Sorry to sound nasty op, but you really need to get a grip and stop letting this pillick take the piss out of you. he's told you he doesn't want a relationship with you, you need to hear him and stop letting him touch you in a way you certainly wouldnt let Mike the milkman touch you.

Stop allowing him so much space in your head, you're wasting your time.

Ps: he's quite clearly GAY its glaringly obvious.

buzzsorekillington · 06/09/2011 13:23

Oh please delete his message and maybe even delete & block his number. He's getting off on having you on a string.

electra · 06/09/2011 13:46

Maybe he's not accepting of his sexuality and he is hoping if he hangs around you for long enough he'll start developing feelings he feels more comfortable with.

Whatever the reason though, he's no good for you - if I were you I would ignore him.

MigratingCoconuts · 06/09/2011 17:08

Good for you!!

Delete, delete, delete....

CheeseandPickledOnion · 06/09/2011 17:26

Nearly I'm sorry you've had your feeling hurt. And I think he's a bit of a cock.
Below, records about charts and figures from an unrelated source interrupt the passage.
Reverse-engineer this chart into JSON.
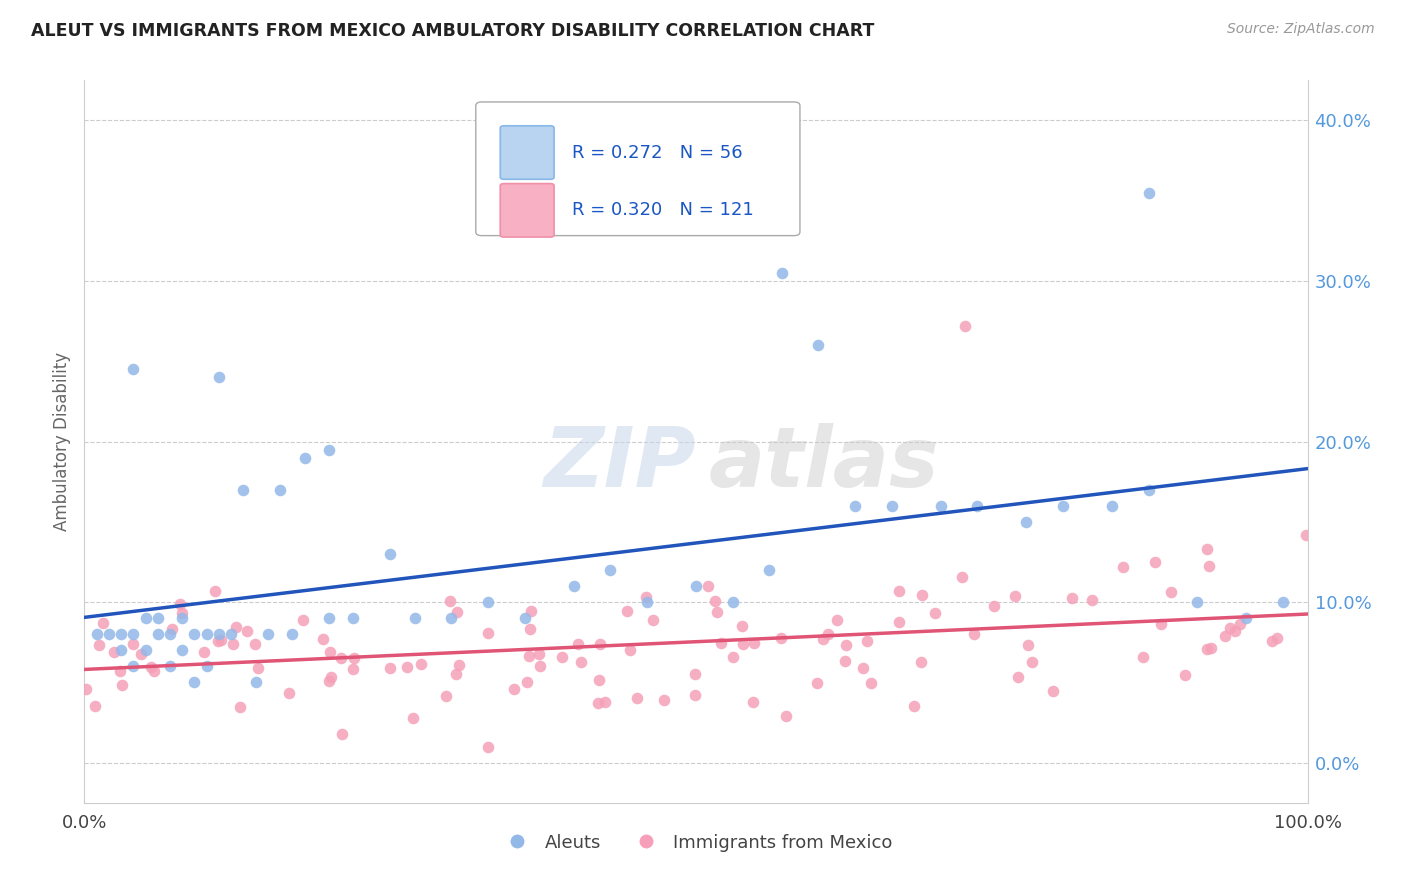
{
  "title": "ALEUT VS IMMIGRANTS FROM MEXICO AMBULATORY DISABILITY CORRELATION CHART",
  "source": "Source: ZipAtlas.com",
  "ylabel": "Ambulatory Disability",
  "xlim": [
    0.0,
    1.0
  ],
  "ylim": [
    -0.025,
    0.425
  ],
  "aleut_R": 0.272,
  "aleut_N": 56,
  "mexico_R": 0.32,
  "mexico_N": 121,
  "aleut_color": "#92b8e8",
  "mexico_color": "#f5a0b8",
  "aleut_line_color": "#2255bb",
  "mexico_line_color": "#e05575",
  "background_color": "#ffffff",
  "legend_color": "#1a56c4",
  "grid_color": "#cccccc",
  "ytick_color": "#5599dd",
  "spine_color": "#cccccc"
}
But... he has been fairly honest. He's told you he doesn't want a relationship with you. From there he has done 'sensual' things with you, made the first move. But you've had the option to think 'I know he doesn't want a relationship' and then stop him.

I've been there myself. Someone was clear with me that they didn't want a relationship with me, but were happy to offer me practically all the trappings of one without the commitment. I just kept seeing all the things we did have, rather that listening to the fact that HE DIDN'T WANT A RELATIONSHIP with me.

Sounds to me as though if you're happy to have sensual times, and other parts of a relationship without the relationship, that he's happy to do that with you. He's just being clear it isn't going anywhere further.

It's our job to start listening when people say this, rather than blindly over think the whole fucking thing.